Au recteur du Juch le prêtre-brancardier Pierre Neildé témoigne avec compassion des souffrances et de l’agonie du jeune soldat de 22 ans Yves Le Corre. Celui-ci l’a prié d’écrire à ses parents mais Neildé préfère solliciter le recteur pour cette mission douloureuse :

Yves LE CORRE

23 février 1915

Monsieur le recteur, je me hâte de vous signaler l’arrivée à mon ambulance d’un de vos paroissiens, très grièvement blessé. C’est Yves Corre, domestique à Kélarneuf, je crois, et maintenant soldat au 118 ème. Il a été blessé ce matin d’une balle en pleine poitrine, la balle est ressortie en dessous de l’aisselle, creusant un large orifice, par où le poumon sort et s’étrangle comme une hernie.
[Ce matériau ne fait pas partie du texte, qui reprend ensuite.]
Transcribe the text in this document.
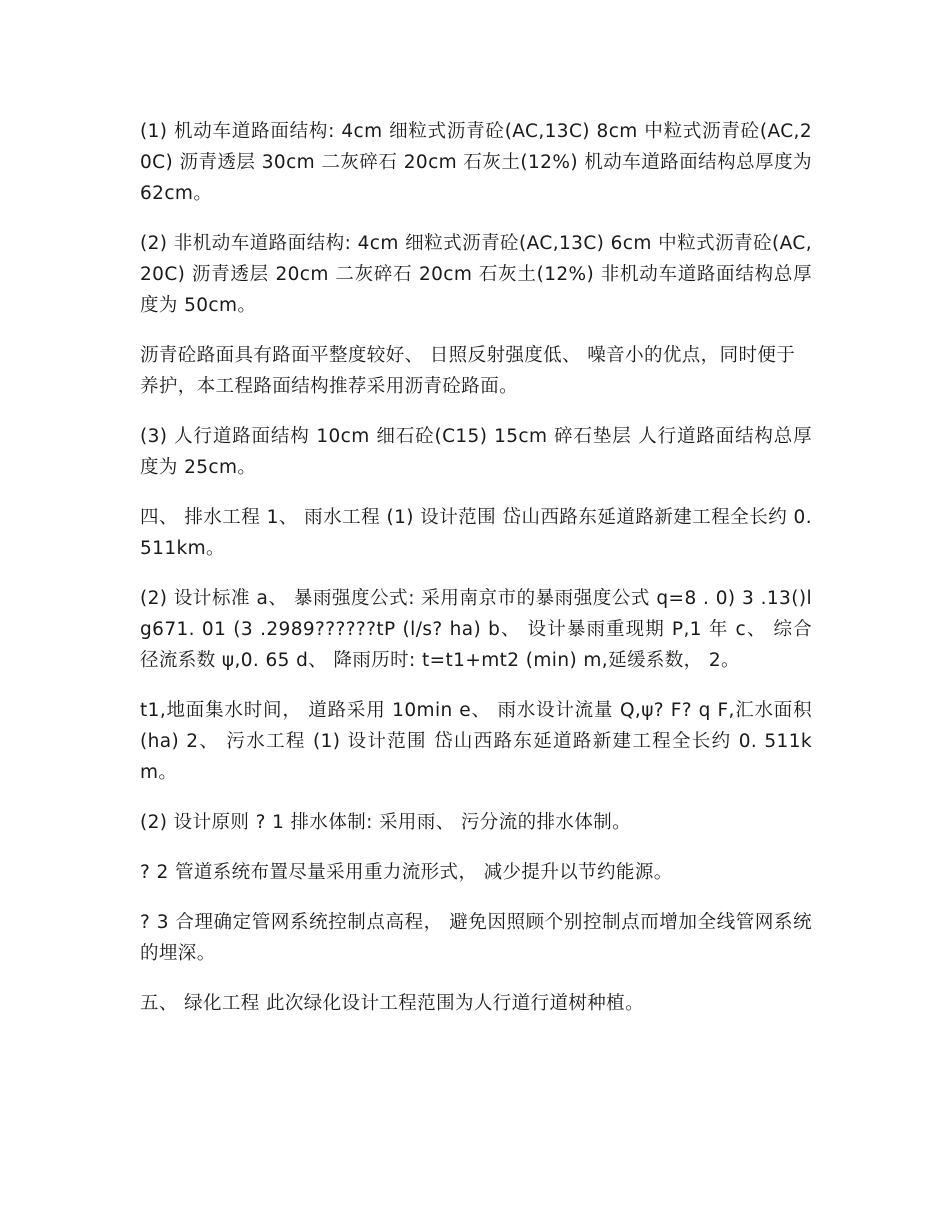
(1) 机动车道路面结构: 4cm 细粒式沥青砼(AC,13C) 8cm 中粒式沥青砼(AC,20C) 沥青透层 30cm 二灰碎石 20cm 石灰土(12%) 机动车道路面结构总厚度为 62cm。

(2) 非机动车道路面结构: 4cm 细粒式沥青砼(AC,13C) 6cm 中粒式沥青砼(AC,20C) 沥青透层 20cm 二灰碎石 20cm 石灰土(12%) 非机动车道路面结构总厚度为 50cm。

沥青砼路面具有路面平整度较好、 日照反射强度低、 噪音小的优点，同时便于养护，本工程路面结构推荐采用沥青砼路面。

(3) 人行道路面结构 10cm 细石砼(C15) 15cm 碎石垫层 人行道路面结构总厚度为 25cm。

四、 排水工程 1、 雨水工程 (1) 设计范围 岱山西路东延道路新建工程全长约 0. 511km。

(2) 设计标准 a、 暴雨强度公式: 采用南京市的暴雨强度公式 q=8 . 0) 3 .13()lg671. 01 (3 .2989??????tP (l/s? ha) b、 设计暴雨重现期 P,1 年 c、 综合径流系数 ψ,0. 65 d、 降雨历时: t=t1+mt2 (min) m,延缓系数， 2。

t1,地面集水时间， 道路采用 10min e、 雨水设计流量 Q,ψ? F? q F,汇水面积(ha) 2、 污水工程 (1) 设计范围 岱山西路东延道路新建工程全长约 0. 511km。

(2) 设计原则 ? 1 排水体制: 采用雨、 污分流的排水体制。

? 2 管道系统布置尽量采用重力流形式， 减少提升以节约能源。

? 3 合理确定管网系统控制点高程， 避免因照顾个别控制点而增加全线管网系统的埋深。

五、 绿化工程 此次绿化设计工程范围为人行道行道树种植。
Le pauvre petit est bien résigné, il repose dans un lit d’une des chambres confiées à ma garde, il a toutes ses connaissances et a paru très heureux quand il m’a vu rentrer dans la salle, mais sa respiration est très pénible. Dès ce matin, il s’est confessé à l’aumônier de son régiment, lui a aussi donné l’extrême-onction… Il m’a prié d’écrire à ses parents mais je préfère avoir recours à votre charité pour leur annoncer la douloureuse nouvelle. Demain, je vous écrirai de nouveau…

24 février 1915

Monsieur le recteur, votre petit paroissien est toujours en vie. Son état est toujours aussi grave, sinon pire, la nuit a été assez agitée, malgré une piqûre de morphine, et même maintenant il ne cesse de tourner et de se retourner sur son lit de souffrance… Hier au soir, j’ai appelé Jean Youinou pour venir le voir. Yves Corre a paru content de sa visite, mais n’a pu guère lui causer, car il était bien suffoqué et bien las en ce moment…

25 février 1915

Monsieur le recteur, Yves Corre s’en est allé vers son Dieu ce matin à 1 h et demie, tout tranquillement, sans secousse, sans presque s’en rendre compte. J’ai fait un petit paquet des menus objets qu’il portait sur lui, ce paquet sera expédié à ses parents. J’ai également commandé à un menuisier du bourg de faire un cercueil pour y déposer son cadavre. il sera enterré dans une fosse particulière sur laquelle je ferai mettre une croix avec une inscription. L’enterrement aura lieu ce soir, à 3 h et demie… »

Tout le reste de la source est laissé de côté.